Lana Del Rey grapples with fame on ‘Chemtrails Over the Country Club’

Chemtrails Over the Country Club is abound with Lana Del Rey’s signature wry wit: The album’s title references the chemtrails conspiracy theory, adding a sinister undertone to the otherwise pleasant visual of a sprawling green country club with planes flying overhead.

The album is an atmospheric, 45-minute wash of sound that contains all the familiar components of a Lana Del Rey album: Her fragile falsetto, nostalgic perspective, and yearning for living and loving with wild abandon, all woven through with self-criticism and dolefulness.

Returning collaborator Jack Antonoff compliments Del Rey’s vocals with his understated, blurry production, reminiscent of his recent work on Taylor Swift’s folklore. On Chemtrails, Antonoff’s lo-fi sound features record-crackling that contributes to the album’s analog sound. This effect is especially prominent on the opening track, “White Dress,” which also introduces one of the album’s major themes: Del Rey’s burgeoning doubts over her fame and success.
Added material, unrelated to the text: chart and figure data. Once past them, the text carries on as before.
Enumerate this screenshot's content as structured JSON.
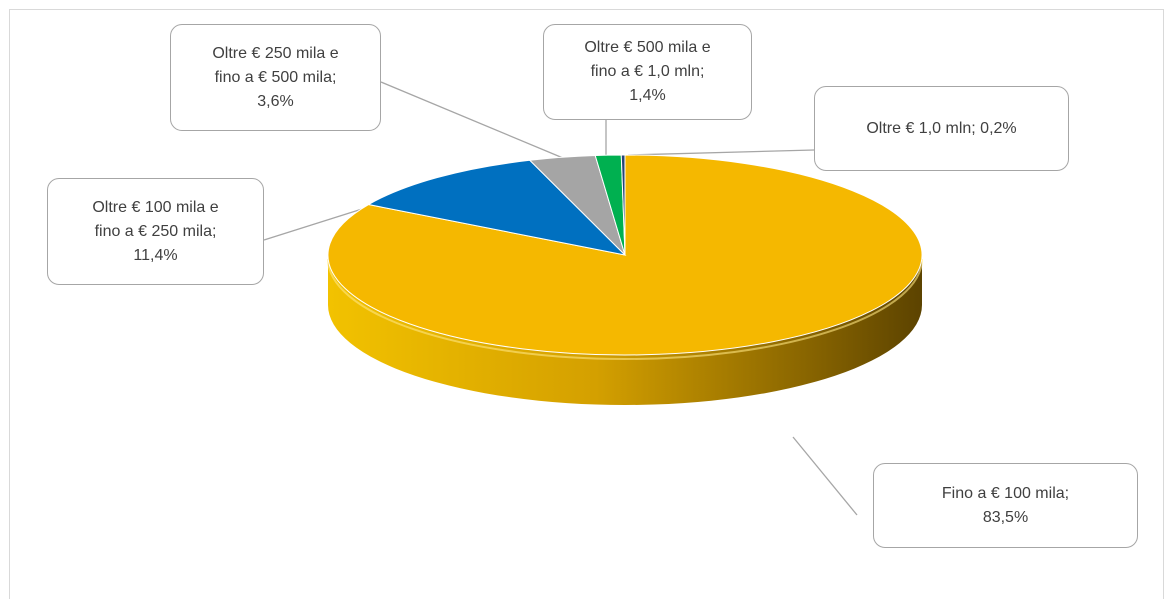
{
  "chart_data": {
    "type": "pie",
    "slices": [
      {
        "label": "Fino a € 100 mila",
        "value": 83.5,
        "value_label": "83,5%",
        "color": "#f5b800"
      },
      {
        "label": "Oltre € 100 mila e fino a € 250 mila",
        "value": 11.4,
        "value_label": "11,4%",
        "color": "#0070c0"
      },
      {
        "label": "Oltre € 250 mila e fino a € 500 mila",
        "value": 3.6,
        "value_label": "3,6%",
        "color": "#a5a5a5"
      },
      {
        "label": "Oltre € 500 mila e fino a € 1,0 mln",
        "value": 1.4,
        "value_label": "1,4%",
        "color": "#00b050"
      },
      {
        "label": "Oltre € 1,0 mln",
        "value": 0.2,
        "value_label": "0,2%",
        "color": "#264478"
      }
    ],
    "data_labels": [
      {
        "lines": [
          "Fino a € 100 mila;",
          "83,5%"
        ]
      },
      {
        "lines": [
          "Oltre € 100 mila e",
          "fino a € 250 mila;",
          "11,4%"
        ]
      },
      {
        "lines": [
          "Oltre € 250 mila e",
          "fino a € 500 mila;",
          "3,6%"
        ]
      },
      {
        "lines": [
          "Oltre € 500 mila e",
          "fino a € 1,0 mln;",
          "1,4%"
        ]
      },
      {
        "lines": [
          "Oltre € 1,0 mln; 0,2%"
        ]
      }
    ],
    "style": "3d-pie",
    "legend": "none"
  }
}
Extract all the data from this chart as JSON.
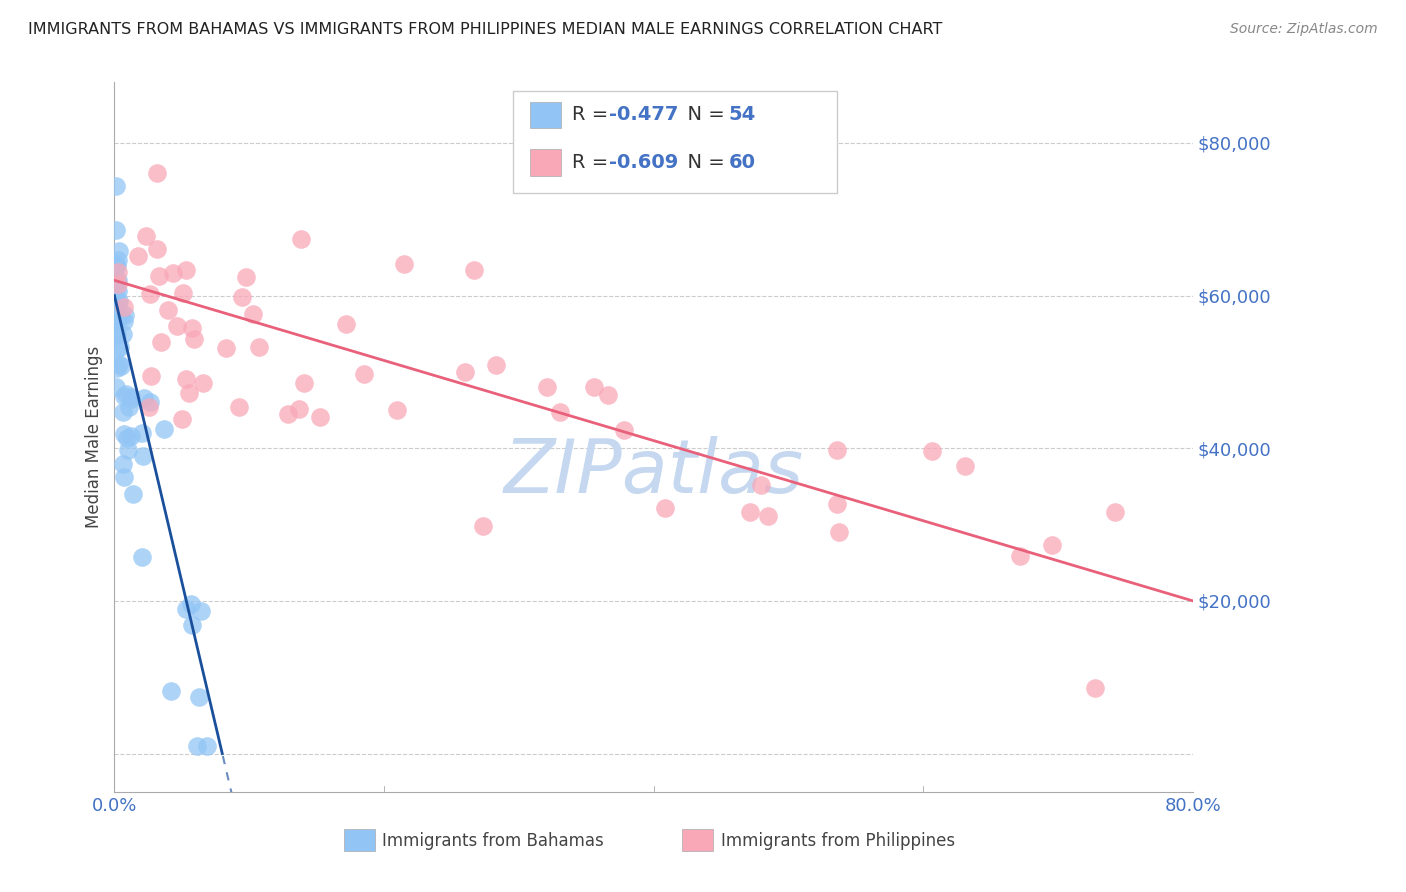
{
  "title": "IMMIGRANTS FROM BAHAMAS VS IMMIGRANTS FROM PHILIPPINES MEDIAN MALE EARNINGS CORRELATION CHART",
  "source": "Source: ZipAtlas.com",
  "ylabel": "Median Male Earnings",
  "ytick_values": [
    0,
    20000,
    40000,
    60000,
    80000
  ],
  "xlim": [
    0.0,
    0.8
  ],
  "ylim": [
    -5000,
    88000
  ],
  "legend_r_bahamas": "R = -0.477",
  "legend_n_bahamas": "N = 54",
  "legend_r_philippines": "R = -0.609",
  "legend_n_philippines": "N = 60",
  "color_bahamas": "#92C5F5",
  "color_philippines": "#F9A8B8",
  "color_bahamas_line": "#1A4F9C",
  "color_philippines_line": "#E8607A",
  "color_axis_labels": "#4472C4",
  "color_grid": "#CCCCCC",
  "color_watermark": "#C5D8F0",
  "bah_intercept": 60000,
  "bah_slope": -900000,
  "phi_intercept": 62000,
  "phi_slope": -52000,
  "legend_text_color": "#333333",
  "legend_value_color": "#4472C4"
}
She reminisces on working as a waitress when she was 19 years old: “It made me feel, made me feel like a god / It kinda makes me feel, like maybe I was better off.”

Del Rey explores the isolating effects of fame further on “Dance Till We Die,” a track that expresses the solace she finds in the companionship of fellow female music legends Joan Baez, Stevie Nicks, and Courtney Love. Del Rey shares personal relationships with all of them, and she establishes herself as their musical successor while she continues to build her own persona as a serious artist.
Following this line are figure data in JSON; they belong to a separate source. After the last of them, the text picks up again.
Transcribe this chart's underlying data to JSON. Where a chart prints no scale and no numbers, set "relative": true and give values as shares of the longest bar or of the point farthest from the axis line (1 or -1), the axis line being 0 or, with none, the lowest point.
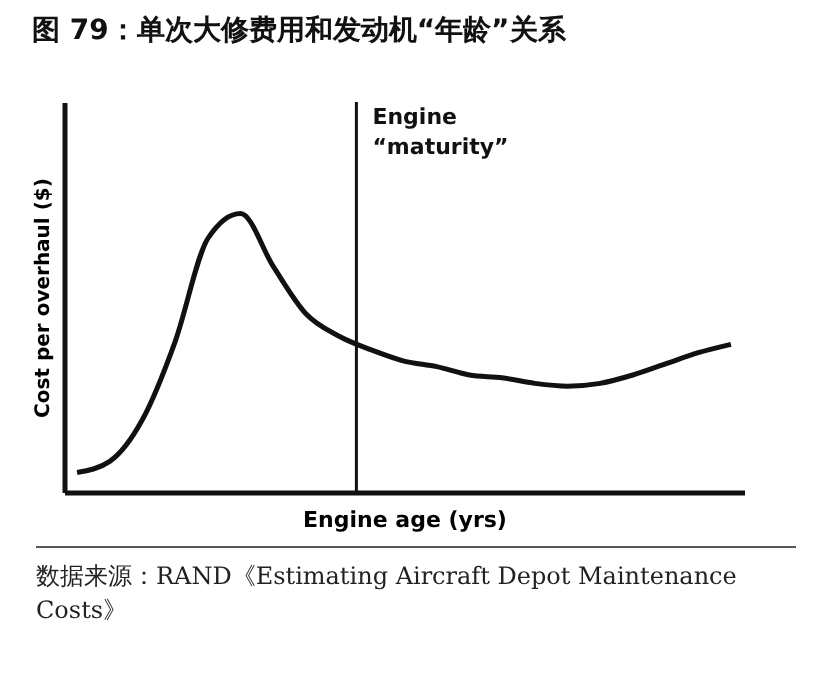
{
  "chart_data": {
    "type": "line",
    "title": "图 79：单次大修费用和发动机“年龄”关系",
    "xlabel": "Engine age (yrs)",
    "ylabel": "Cost per overhaul ($)",
    "relative": true,
    "categories": [
      null,
      null,
      null,
      null,
      null,
      null,
      null,
      null,
      null,
      null,
      null,
      null,
      null,
      null,
      null,
      null,
      null,
      null,
      null,
      null,
      null
    ],
    "series": [
      {
        "color": "#111111",
        "values": [
          0.07,
          0.11,
          0.26,
          0.54,
          0.91,
          1.0,
          0.81,
          0.64,
          0.56,
          0.51,
          0.47,
          0.45,
          0.42,
          0.41,
          0.39,
          0.38,
          0.39,
          0.42,
          0.46,
          0.5,
          0.53
        ]
      }
    ],
    "annotations": [
      "Engine “maturity”",
      "数据来源：RAND《Estimating Aircraft Depot Maintenance Costs》"
    ]
  }
}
Chemtrails finishes with Del Rey and featured singers Zella Day and Weyes Blood covering Joni Mitchell’s piano ballad “For Free.” While the multiple vocalists jazz up the original version with a few harmonies, Del Rey forgoes any significant changes—and for the better. Mitchell’s lyrics shine through the track and capture the essence of Chemtrails despite debuting some 50 years ago: “And I’ll play if you’ve got the money / Or if you’re a friend to me / But the one-man band by thе quick lunch stand / He’s been playin’ real good for free.”

Chemtrails is consistent with Del Rey’s past discography, and is sure to be reliable fan-fodder. However, listeners are left wondering whether she will choose to evolve stylistically or continue churning out sonically similar tracks—not that one is necessarily better than the other.